Eu sou super a favor de contar como eu me tornei soropositivo, especialmente se minha história vai trazer conforto, ajudar alguém a se ver na mesma situação, ou até mesmo educar outras pessoas. Mas essa história é minha, e eu quero contá-la no lugar certo e na hora certa, quando eu decidir que devo. Se você é alguém que eu estou começando a conhecer, é muito errado querer saber sobre isso, ainda mais depois que eu acabei de revelar meu status. Não importa como eu responda, o que eu disser vai mudar sua opinião sobre mim.

“Eu apenas não estava usando proteção e estava sendo promíscuo.” OK, então agora eu sou vadia. “Eu me tornei soropositivo porque num momento da minha vida eu utilizei drogas, e isso aconteceu ou porque eu compartilhei seringas, ou porque fiz sexo sem proteção.” Agora eu sou viciado e vadia. “Meu parceiro me traía.” Agora eu não passo de um idiota por deixar isso acontecer. “Eu não tenho muita certeza sobre como ou quando isso aconteceu.” Agora eu sou todas as anteriores.

Qual é a resposta que vai satisfazer quem faz essa pergunta? Qual é a resposta que vai evitar que quem pergunta isso me cubra com reprovação? Abrir o coração e compartilhar minha história e trajetória pessoal não deveria ser algo a ser evitado, mas, para mim, os detalhes de como eu me tornei soropositivo não são da conta de ninguém a não ser que eu decida o contrário. Eu não preciso de nenhuma carga extra de culpa ou de vergonha para cima de mim por causa de um único momento da minha vida. No que diz respeito a essa pessoa, tanto faz se esse momento está entalhado para sempre na minha mente, ou então vem me causando angústia há anos porque eu não faço a menor ideia do que aconteceu.

Uma versão que apresente o que muitos consideram ser uma resposta “sem culpa” – um parceiro que pulava a cerca ou algo do gênero – costuma provocar imediatamente toda aquela cena do “pobrezinho”. Eu também não preciso da sua pena ou da sua assessoria. Se eu consegui juntar a coragem para revelar meu status, está bem claro que eu já lidei o suficiente com meus sentimentos para ser capaz de pronunciar aquelas palavras. Dar de ombros enquanto você dá uns tapinhas nas minhas costas e me diz que “tudo vai ficar bem” não ajuda.

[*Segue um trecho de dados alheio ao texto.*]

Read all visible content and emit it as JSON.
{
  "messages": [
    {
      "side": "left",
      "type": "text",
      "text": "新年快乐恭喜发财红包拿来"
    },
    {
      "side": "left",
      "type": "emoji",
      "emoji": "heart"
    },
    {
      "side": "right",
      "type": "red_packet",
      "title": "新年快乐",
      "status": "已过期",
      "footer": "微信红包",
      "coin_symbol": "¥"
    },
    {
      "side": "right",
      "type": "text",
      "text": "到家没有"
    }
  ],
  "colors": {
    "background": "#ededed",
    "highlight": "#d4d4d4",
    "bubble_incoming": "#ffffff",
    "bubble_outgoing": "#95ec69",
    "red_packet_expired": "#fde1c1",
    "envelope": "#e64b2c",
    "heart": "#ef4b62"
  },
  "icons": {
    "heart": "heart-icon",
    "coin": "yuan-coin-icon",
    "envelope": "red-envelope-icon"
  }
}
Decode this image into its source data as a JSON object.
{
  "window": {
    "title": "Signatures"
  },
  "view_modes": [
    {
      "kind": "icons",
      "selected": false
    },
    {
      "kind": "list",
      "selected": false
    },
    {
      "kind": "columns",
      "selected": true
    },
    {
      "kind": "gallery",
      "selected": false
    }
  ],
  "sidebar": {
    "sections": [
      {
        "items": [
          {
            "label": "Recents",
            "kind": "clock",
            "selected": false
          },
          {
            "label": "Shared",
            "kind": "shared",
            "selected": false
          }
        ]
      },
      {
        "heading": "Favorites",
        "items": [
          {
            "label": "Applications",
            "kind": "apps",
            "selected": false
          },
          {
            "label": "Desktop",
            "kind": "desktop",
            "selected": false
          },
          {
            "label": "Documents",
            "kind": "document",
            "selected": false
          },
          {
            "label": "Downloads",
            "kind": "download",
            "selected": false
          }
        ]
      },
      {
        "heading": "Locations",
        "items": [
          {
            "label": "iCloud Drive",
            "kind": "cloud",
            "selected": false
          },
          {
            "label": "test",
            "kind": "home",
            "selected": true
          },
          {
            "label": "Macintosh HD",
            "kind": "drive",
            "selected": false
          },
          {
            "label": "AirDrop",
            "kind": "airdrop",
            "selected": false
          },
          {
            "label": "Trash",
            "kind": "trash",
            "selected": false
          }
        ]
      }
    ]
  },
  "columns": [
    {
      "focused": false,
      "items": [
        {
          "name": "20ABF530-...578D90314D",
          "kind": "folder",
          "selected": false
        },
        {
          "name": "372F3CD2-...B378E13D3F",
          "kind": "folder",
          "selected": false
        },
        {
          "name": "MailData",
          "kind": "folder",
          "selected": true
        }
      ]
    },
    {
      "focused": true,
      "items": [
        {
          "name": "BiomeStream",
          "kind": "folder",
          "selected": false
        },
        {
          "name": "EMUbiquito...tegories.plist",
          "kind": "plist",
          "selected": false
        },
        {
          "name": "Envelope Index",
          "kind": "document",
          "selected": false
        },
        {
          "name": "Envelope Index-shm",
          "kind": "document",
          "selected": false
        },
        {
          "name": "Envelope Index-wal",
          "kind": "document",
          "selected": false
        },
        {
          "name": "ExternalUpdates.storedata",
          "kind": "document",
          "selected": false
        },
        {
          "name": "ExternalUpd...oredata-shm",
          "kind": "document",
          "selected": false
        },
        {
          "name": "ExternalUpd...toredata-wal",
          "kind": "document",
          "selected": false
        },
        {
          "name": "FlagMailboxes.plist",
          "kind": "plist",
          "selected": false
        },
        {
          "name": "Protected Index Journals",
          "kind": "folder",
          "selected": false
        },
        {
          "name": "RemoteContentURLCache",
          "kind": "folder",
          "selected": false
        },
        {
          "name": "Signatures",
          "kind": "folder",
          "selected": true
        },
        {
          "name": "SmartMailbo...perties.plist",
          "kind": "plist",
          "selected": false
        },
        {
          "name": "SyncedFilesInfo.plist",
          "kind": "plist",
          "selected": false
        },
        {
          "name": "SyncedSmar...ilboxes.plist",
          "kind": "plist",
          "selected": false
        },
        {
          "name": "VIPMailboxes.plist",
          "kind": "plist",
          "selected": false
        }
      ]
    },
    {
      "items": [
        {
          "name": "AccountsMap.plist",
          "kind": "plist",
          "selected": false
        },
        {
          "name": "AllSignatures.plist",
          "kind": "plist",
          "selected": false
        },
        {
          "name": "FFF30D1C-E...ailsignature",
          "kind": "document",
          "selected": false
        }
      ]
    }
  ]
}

Minha reflexão aqui é pura emoção. Não é amargura e não é raiva, e com certeza não é um pedido para ser aceito. Muitos dos que vão ler isso certamente já passaram por essa situação mais de uma vez. E para aqueles que já estiveram na situação de fazer essa pergunta, está tudo bem. Agora você conheceu um ponto de vista que talvez o faça reconsiderar antes de perguntar isso novamente.

A vergonha, quando se trata de HIV, vem de muitas formas. E todas magoam. Eu não discuto “como eu peguei” a sério já faz alguns anos. Eu sempre mantenho a história breve e simples. Eu era casado, ele pulou a cerca e pronto. Mas a verdade é que eu simplifiquei a história porque eu tenho vergonha de não saber ao certo como é que isso aconteceu.

Pode ser que essa versão seja verdade? Certamente, já que eu nunca mais encontrei ou falei com meu ex desde que terminamos. É possível que eu tenha me infectado durante algum dos encontros sexuais sem proteção que eu tive logo depois de terminar meu relacionamento? Mais uma vez, sim, apesar de que eu já me convenci de que esses encontros provavelmente não são os responsáveis, já que eu não era o passivo. Além do mais, depois que eu me descobri soropositivo eu procurei esses caras e perguntei na lata qual era o status deles, e obtive respostas satisfatórias. Talvez as culpadas sejam as tatuagens que eu fiz num país subdesenvolvido durante meu relacionamento? Talvez.

A verdade é que eu não sei, e admitir isso me faz sofrer. Isso me faz reviver uma época da minha vida em que eu estava desesperado para descobrir a resposta para essa pergunta. A mesmíssima pergunta que alguém que eu mal conheço acha que não há problema em me fazer. Todo soropositivo tem sua própria história de como foi infectado com o vírus HIV. Queiram contá-la ou não, o que eu espero é que estejam cientes do seu status, mantenham-se saudáveis e não sintam vergonha.

Por Marcio Caparica. Traduzido do artigo de David Duran para o site The Body.